Questions related to the safety of DNA vaccines remain unresolved. The possibility that foreign DNA could integrate into the host chromosome and induce neoplastic changes or other cellular alterations has been suggested. It has also been suggested that DNA introduced into the body by this method of vaccination might induce anti-DNA antibodies to the recipient's own DNA.
Reverse vaccinology
The availability of genome sequences for many infectious agents offers the possibility of identifying target genes that can code for relevant proteins, thereby providing an opportunity for the rational selection of vaccine candidates. This novel approach, termed reverse vaccinology, can be combined with immunological procedures to optimize epitope prediction, leading to the development of DNA vaccines. A limitation of reverse vaccinology is that the strain of organism selected may not be representative of the genetic diversity of the species. Comparison of the genomes of several different strains of bacteria indicates that important differences exist among different strains of the same bacterial species. Accordingly, it may be necessary to evaluate genome sequences from multiple strains of a microbial pathogen to identify appropriate targets for vaccine production.
Adverse reactions following vaccination
Undesirable reactions to vaccination may occur as a consequence of contamination of the vaccine during manufacture, reconstitution or administration.

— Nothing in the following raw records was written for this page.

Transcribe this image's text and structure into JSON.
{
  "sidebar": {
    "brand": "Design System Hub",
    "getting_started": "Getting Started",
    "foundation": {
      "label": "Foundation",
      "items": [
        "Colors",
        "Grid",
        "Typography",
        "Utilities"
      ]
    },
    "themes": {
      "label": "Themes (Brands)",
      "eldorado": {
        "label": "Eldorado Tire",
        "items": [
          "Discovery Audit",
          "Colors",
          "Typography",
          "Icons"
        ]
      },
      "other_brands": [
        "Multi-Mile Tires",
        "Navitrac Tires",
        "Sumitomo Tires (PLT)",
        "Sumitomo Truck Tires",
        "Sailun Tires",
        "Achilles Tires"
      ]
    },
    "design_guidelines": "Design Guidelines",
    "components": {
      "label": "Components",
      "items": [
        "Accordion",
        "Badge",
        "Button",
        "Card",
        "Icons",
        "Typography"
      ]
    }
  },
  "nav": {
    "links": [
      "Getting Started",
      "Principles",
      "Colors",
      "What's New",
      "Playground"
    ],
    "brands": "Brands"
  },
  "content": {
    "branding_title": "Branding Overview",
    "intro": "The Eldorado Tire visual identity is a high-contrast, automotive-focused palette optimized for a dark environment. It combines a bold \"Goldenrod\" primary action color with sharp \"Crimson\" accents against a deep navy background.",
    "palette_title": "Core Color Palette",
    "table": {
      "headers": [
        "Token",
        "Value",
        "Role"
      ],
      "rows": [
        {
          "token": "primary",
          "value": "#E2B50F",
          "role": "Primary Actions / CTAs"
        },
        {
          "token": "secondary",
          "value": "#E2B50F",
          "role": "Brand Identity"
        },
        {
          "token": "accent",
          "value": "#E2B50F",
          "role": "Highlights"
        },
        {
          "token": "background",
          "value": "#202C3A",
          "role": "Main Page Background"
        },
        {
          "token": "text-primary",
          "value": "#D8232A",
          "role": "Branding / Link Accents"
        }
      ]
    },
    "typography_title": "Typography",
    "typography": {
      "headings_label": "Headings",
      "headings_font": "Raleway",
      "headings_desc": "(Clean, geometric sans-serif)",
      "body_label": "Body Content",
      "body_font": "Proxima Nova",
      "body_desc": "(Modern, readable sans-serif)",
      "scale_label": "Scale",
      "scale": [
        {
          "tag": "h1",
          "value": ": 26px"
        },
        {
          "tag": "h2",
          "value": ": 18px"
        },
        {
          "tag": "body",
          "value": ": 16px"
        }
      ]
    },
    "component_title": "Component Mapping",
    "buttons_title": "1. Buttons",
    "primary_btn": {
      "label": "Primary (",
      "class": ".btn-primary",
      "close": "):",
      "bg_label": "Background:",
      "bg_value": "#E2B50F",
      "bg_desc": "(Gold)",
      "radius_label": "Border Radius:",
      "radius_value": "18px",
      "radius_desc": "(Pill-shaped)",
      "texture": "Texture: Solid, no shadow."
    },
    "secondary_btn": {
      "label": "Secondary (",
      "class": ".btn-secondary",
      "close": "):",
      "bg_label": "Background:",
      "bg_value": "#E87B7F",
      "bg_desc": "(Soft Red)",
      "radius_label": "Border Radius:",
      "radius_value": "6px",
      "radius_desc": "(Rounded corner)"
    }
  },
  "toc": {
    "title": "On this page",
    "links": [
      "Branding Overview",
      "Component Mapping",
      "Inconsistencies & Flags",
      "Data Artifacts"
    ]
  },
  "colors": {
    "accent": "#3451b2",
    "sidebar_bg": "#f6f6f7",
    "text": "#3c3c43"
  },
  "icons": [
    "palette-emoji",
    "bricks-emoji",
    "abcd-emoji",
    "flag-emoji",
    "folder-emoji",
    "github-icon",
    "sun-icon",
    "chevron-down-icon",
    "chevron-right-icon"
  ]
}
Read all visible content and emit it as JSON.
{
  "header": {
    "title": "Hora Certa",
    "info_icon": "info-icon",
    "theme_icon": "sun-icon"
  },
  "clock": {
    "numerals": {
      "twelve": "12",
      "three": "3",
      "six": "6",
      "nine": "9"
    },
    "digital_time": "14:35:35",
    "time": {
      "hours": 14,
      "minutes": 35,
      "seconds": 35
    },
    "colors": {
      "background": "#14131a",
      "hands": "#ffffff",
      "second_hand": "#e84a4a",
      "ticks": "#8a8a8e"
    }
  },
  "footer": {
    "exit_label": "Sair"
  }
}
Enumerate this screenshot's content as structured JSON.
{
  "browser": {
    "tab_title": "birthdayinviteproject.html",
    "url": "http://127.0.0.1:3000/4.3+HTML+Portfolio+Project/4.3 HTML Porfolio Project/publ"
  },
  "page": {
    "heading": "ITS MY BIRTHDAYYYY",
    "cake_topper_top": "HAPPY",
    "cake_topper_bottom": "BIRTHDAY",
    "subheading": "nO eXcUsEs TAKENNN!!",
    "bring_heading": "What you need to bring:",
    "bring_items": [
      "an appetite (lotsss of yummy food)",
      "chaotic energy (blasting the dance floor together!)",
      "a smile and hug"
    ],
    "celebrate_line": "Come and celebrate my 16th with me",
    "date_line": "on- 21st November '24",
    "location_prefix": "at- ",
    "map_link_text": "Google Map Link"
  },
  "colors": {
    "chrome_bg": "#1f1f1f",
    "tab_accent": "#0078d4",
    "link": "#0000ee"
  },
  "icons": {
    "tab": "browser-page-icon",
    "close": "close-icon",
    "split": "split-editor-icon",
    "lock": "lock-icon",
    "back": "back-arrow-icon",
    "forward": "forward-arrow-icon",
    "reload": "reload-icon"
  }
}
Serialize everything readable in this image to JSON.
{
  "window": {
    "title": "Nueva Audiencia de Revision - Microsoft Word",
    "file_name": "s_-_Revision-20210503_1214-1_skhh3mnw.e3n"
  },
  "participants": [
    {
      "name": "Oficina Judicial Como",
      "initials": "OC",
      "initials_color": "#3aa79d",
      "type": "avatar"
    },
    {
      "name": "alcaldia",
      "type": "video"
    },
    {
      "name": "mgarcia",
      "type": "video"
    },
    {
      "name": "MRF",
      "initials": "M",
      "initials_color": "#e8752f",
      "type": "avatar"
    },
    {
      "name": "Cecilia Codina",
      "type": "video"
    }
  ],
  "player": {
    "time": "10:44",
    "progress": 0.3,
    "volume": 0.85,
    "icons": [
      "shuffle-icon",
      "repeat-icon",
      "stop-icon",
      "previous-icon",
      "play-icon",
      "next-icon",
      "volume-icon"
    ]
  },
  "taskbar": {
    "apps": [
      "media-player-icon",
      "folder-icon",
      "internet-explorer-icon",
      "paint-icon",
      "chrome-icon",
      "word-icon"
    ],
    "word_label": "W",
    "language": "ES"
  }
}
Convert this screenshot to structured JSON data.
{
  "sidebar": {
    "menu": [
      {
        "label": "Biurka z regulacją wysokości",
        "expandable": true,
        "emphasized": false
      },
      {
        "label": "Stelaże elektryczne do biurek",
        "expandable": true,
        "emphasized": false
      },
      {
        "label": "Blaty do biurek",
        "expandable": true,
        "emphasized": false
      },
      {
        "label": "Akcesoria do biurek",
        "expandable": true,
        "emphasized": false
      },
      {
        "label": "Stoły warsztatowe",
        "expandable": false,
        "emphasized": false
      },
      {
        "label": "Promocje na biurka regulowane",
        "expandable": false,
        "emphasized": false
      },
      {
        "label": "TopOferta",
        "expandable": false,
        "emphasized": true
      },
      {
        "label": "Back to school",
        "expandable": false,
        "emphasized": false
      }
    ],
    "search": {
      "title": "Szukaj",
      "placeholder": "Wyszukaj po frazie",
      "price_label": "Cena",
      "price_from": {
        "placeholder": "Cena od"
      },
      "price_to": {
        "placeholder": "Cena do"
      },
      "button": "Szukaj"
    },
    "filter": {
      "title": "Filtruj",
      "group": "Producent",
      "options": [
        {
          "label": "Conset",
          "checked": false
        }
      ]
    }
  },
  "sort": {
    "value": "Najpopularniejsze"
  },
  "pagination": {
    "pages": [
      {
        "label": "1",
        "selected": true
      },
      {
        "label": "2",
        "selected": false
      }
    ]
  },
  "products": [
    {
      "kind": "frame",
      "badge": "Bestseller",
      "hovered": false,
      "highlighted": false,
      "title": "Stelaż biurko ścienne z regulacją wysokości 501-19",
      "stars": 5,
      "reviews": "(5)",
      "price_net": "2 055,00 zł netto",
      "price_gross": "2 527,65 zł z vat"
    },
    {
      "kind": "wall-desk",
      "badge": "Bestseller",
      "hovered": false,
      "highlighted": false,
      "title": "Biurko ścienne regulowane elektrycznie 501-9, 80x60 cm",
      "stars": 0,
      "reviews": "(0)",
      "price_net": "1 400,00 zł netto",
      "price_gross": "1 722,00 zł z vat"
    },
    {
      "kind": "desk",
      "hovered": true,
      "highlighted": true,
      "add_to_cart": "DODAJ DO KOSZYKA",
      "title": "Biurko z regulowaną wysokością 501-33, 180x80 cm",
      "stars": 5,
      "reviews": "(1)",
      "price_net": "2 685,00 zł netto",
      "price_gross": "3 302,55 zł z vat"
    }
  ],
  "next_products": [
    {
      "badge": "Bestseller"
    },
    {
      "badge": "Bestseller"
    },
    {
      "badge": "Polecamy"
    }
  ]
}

These adverse reactions may include allergic responses to vaccine components, especially protein from tissue culture fluids or chick embryo sources. Reactions at the injection site may follow introduction of pyogenic bacteria into the tissues. Granulomas at the injection site may result from the type of adjuvant present in a vaccine. There may be a risk of immunosuppression following administration of some live vaccines to particular breeds of animals (Box 78.1).
Vaccination failure
The outcome of vaccination is determined by many factors, some related to vaccine composition and others related to characteristics of the animals receiving the vaccine. Vaccine-related factors that can contribute to vaccination failure include inherent characteristics of the vaccine and problems with reconstitution and administration. Animal-related factors include the possibility of animals incubating the disease at time of vaccination, neutralization of live viral vaccines by colostral antibodies and immunosuppression caused by drugs or infectious agents.